Sevilmeyi hak ettiğine inanmak gerekiyor

Siz sevilmeyi hak ettiğinize, değerli olduğunuza inanmıyorsanız çekim yasası gereği bu inancınızı destekleyecek kişiler karşınıza çıkıyor diyen Ünal, “Sevgilinizden istediğiniz sevgiyi görmüyorsanız bilinçaltınızda sevilmeyi hak etmediğinize ilişkin bir inanç kodlanmıştır. Olumsuz inançlarınızdan kurtulmadığınız sürece aynı tip ilişkileri tekrar tekrar yaşamanız kaçınılmaz” diye ekliyor.

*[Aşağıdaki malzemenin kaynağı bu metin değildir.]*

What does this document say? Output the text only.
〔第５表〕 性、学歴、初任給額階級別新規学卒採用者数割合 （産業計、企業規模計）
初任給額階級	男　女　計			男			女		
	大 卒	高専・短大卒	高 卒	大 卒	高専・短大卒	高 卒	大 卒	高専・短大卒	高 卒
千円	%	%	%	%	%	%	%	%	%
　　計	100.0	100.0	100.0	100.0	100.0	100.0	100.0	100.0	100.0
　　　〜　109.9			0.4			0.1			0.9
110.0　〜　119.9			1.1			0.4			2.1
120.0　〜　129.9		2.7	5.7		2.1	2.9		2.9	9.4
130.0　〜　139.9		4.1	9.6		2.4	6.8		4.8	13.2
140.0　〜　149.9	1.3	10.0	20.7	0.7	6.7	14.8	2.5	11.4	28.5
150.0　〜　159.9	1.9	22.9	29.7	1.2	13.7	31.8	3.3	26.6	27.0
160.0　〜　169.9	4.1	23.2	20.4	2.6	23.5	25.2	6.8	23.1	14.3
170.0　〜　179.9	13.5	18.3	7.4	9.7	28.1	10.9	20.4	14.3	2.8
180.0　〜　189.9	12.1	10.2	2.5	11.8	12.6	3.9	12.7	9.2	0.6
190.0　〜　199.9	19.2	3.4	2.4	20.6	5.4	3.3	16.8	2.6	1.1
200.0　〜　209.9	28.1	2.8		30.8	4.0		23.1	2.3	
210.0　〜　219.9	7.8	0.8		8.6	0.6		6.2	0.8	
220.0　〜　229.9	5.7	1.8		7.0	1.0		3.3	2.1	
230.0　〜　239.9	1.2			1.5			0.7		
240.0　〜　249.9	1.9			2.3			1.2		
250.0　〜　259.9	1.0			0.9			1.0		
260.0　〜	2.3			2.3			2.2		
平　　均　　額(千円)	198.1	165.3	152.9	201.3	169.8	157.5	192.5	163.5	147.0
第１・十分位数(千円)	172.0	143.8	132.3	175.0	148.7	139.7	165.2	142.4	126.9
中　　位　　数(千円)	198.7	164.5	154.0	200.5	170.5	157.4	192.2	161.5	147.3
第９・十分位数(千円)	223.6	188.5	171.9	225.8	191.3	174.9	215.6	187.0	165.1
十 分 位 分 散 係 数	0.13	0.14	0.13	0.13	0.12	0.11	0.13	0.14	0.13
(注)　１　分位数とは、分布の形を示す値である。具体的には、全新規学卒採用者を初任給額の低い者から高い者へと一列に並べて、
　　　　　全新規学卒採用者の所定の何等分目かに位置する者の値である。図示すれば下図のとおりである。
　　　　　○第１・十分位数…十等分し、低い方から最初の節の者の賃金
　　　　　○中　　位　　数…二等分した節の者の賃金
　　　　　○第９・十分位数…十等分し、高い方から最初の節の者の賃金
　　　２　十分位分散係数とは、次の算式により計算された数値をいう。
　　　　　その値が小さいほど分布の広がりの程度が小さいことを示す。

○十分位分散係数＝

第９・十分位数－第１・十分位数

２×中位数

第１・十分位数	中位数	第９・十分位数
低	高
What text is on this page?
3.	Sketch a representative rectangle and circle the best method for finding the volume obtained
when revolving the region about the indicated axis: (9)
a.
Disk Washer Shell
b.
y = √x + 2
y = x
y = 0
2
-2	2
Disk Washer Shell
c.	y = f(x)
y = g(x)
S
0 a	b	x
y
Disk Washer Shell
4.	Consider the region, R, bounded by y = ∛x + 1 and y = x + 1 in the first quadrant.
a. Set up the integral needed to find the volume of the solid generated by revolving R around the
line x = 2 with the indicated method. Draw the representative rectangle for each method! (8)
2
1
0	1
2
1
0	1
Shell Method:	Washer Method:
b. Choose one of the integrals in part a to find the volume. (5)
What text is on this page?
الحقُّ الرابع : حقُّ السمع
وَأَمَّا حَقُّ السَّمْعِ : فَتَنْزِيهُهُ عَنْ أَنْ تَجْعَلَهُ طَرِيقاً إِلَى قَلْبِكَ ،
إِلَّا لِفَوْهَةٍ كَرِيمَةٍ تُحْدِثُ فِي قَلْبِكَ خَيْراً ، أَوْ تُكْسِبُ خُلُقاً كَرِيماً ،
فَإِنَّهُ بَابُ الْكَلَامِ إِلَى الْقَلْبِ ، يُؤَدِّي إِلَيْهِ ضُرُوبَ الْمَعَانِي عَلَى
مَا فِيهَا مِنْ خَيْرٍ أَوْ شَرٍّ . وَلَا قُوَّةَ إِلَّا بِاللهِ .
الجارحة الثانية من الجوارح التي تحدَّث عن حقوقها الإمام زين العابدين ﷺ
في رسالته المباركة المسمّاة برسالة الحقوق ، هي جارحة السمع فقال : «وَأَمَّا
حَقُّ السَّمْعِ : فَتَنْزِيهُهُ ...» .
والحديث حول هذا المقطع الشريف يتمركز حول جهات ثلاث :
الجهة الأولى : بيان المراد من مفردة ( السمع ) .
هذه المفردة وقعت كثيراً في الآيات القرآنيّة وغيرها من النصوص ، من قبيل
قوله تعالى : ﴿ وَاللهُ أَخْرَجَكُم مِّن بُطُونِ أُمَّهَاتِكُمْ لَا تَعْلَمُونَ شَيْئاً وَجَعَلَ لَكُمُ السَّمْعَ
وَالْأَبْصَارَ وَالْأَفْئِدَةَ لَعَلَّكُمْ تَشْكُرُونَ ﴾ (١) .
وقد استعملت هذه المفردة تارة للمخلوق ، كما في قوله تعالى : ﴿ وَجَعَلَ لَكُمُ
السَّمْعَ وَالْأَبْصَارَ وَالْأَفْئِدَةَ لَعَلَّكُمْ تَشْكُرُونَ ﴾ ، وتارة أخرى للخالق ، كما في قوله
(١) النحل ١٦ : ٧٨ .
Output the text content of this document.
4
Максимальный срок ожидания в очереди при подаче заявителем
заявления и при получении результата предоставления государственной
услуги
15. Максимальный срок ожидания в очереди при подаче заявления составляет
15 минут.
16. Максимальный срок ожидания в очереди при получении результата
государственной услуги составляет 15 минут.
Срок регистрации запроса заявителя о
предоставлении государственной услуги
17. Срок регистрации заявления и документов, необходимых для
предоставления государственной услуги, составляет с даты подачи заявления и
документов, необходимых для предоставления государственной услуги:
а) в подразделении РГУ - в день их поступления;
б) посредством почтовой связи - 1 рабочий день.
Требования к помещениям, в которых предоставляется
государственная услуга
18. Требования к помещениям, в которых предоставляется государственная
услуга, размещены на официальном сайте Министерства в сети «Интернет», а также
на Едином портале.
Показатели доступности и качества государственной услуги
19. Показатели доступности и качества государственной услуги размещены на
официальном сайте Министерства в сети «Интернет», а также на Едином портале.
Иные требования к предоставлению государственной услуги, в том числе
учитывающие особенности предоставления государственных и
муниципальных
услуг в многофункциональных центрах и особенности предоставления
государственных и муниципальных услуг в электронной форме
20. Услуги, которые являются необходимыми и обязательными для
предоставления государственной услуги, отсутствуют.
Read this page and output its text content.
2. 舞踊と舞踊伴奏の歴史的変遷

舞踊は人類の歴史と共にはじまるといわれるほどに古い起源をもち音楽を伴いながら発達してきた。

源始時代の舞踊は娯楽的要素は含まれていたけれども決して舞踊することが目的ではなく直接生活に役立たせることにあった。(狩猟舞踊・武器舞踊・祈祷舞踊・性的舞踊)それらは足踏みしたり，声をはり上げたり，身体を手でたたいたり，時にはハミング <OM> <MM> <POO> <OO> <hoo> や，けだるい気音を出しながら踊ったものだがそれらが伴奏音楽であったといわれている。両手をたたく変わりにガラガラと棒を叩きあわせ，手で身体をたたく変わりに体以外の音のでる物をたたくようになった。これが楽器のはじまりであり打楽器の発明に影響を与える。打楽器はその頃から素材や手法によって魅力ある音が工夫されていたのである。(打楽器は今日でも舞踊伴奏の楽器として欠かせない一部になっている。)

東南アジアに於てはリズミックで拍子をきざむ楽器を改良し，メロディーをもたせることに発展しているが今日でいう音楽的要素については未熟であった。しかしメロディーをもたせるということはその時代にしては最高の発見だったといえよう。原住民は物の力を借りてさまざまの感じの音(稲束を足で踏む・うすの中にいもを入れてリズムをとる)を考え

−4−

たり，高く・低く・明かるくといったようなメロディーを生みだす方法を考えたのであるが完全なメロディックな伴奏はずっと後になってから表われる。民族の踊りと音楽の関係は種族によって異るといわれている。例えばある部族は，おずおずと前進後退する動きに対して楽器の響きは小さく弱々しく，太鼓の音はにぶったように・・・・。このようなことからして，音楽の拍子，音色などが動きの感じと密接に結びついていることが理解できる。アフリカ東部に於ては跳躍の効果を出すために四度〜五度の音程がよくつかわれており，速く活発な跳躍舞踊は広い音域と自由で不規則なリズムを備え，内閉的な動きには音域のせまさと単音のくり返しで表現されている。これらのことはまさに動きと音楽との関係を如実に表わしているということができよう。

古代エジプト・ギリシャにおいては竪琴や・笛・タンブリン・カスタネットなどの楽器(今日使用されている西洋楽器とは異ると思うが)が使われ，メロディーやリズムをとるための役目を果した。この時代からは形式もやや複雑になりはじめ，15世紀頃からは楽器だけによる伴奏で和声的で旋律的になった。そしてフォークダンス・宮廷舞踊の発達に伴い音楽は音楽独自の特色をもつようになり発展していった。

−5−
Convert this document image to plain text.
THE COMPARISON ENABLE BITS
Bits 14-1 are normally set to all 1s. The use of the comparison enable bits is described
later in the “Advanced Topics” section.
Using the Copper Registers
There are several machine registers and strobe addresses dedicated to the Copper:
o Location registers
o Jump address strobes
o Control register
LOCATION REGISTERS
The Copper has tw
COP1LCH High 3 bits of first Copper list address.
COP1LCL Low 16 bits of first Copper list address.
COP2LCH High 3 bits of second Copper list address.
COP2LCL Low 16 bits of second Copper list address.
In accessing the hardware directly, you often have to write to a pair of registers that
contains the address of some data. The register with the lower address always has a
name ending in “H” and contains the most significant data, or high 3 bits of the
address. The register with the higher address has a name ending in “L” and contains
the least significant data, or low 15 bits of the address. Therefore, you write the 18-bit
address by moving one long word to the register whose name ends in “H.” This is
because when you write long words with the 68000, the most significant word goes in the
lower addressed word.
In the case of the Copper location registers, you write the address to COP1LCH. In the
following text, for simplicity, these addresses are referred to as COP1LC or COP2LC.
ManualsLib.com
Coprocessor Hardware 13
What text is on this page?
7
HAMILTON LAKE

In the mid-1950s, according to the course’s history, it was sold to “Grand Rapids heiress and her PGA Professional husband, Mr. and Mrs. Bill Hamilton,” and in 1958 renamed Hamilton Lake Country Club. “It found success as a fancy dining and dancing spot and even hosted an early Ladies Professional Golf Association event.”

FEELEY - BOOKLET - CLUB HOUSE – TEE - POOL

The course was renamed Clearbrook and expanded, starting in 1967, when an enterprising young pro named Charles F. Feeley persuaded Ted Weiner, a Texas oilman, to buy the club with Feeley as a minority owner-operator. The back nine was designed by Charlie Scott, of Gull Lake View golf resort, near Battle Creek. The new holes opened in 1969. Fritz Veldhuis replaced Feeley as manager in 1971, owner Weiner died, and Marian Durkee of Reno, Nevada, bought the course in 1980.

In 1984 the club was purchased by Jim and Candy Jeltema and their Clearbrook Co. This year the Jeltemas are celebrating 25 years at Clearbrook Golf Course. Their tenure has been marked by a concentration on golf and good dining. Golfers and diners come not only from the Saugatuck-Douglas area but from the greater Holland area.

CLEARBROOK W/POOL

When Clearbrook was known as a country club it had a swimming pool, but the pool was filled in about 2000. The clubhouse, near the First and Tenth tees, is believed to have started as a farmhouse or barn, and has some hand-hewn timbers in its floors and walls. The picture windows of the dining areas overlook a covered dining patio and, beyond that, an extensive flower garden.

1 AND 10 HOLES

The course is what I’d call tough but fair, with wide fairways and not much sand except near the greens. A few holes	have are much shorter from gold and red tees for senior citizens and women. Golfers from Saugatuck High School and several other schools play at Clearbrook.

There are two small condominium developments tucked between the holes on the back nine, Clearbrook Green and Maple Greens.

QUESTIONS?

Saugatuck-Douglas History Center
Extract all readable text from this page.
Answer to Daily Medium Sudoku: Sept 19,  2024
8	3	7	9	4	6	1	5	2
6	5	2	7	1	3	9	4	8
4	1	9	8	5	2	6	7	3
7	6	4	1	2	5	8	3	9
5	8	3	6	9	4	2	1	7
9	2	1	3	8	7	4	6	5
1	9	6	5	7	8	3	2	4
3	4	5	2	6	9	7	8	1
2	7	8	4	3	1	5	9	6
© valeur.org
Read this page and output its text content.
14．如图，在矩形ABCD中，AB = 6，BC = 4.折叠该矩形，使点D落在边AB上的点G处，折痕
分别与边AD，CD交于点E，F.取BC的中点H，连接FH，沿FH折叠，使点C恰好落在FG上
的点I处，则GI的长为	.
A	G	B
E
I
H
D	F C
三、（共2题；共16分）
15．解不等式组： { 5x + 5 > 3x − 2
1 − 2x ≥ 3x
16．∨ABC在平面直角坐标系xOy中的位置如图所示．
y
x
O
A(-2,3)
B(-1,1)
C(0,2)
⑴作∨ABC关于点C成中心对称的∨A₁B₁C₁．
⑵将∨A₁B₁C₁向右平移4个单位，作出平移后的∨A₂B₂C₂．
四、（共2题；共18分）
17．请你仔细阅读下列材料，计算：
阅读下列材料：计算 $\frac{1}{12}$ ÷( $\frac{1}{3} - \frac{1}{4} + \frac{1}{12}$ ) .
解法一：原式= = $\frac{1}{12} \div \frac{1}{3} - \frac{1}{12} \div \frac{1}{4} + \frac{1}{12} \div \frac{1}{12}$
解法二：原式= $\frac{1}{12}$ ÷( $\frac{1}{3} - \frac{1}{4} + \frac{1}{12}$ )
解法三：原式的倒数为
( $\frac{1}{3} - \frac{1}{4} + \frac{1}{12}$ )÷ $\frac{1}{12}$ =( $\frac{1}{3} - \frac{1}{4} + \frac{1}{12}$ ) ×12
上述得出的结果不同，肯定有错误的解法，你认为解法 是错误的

Geçmişte yaşadığımız kötü anıları ya da bilinçaltımıza yerleşmiş çekirdek inançları silemediğimizi ancak onların anlamlarını değiştirebileceğimizi belirten Gülnur Ünal bunun için de bilinçaltı temizliği yaptığını şu sözlerle anlatıyor:

“Çoğunlukla çocukluk çağında bilinçaltımıza yerleşmiş aileden gelen sevilmeme, değersizlik gibi inanç kalıplarımız var. Bir ilişkiye başlayacağımız zaman farkında olmadan duyduğumuz korku ya da sergilediğimiz olumsuz davranışların nedenlerini çekirdek inanca inip ortaya çıkarıyoruz. Bilinçaltı temizliği ile de bu kalıpları çözüp sevgi enerjisine dönüştürüyoruz. Kuantum terapi yöntemiyle yaptığımız bilinçaltı temizliğinde bilinçaltınızdaki kısıtlayıcı inanç ve korkulardan kurtulduğunuz zaman ve kendinizi olduğunuz gibi kabullendiğinizde dönüşüme şahit olacaksınız. Siz kendinize değer verdiğinizde kaçınılmaz olarak size değer veren insanların titreşimi ile uyumlu olacaksınız ve onları hayatınıza çekeceksiniz.”

Bilinçaltını olumlu kodla

Titreşim frekansını yükseltmede olumlama cümlelerinin de mucizevi bir etkisi olduğunu söyleyen Ünal, “Bilinçaltımızdaki negatif inançlardan kurtulduktan sonra yeni ve olumlu inançlar edinmeliyiz, bu noktada olumlama cümlelerini tekrarlamak düşünsel titreşimimizi yükseltecek ve isteklerimizin hayatımıza girmesini kolaylaştıracaktır. “Ben olduğum gibi sevilmeye değerim. Aşkı kabul etmeye hazırım. Aşkı, neşeyi ve özgürlüğü seçiyorum. Sevgi dolu ve uyumlu bir ilişki içindeyim” gibi cümleleri her gün hiçbir şüpheye düşmeden tekrarladığımızda bilinçaltımıza yerleştiririz. Bilinçaltımıza doğru kodlamalar yapmak ve istediğimiz yaşamı, arzuladığımız ilişkiyi kendimize çekmek için sözlerin büyüsünden yararlanmalıyız.”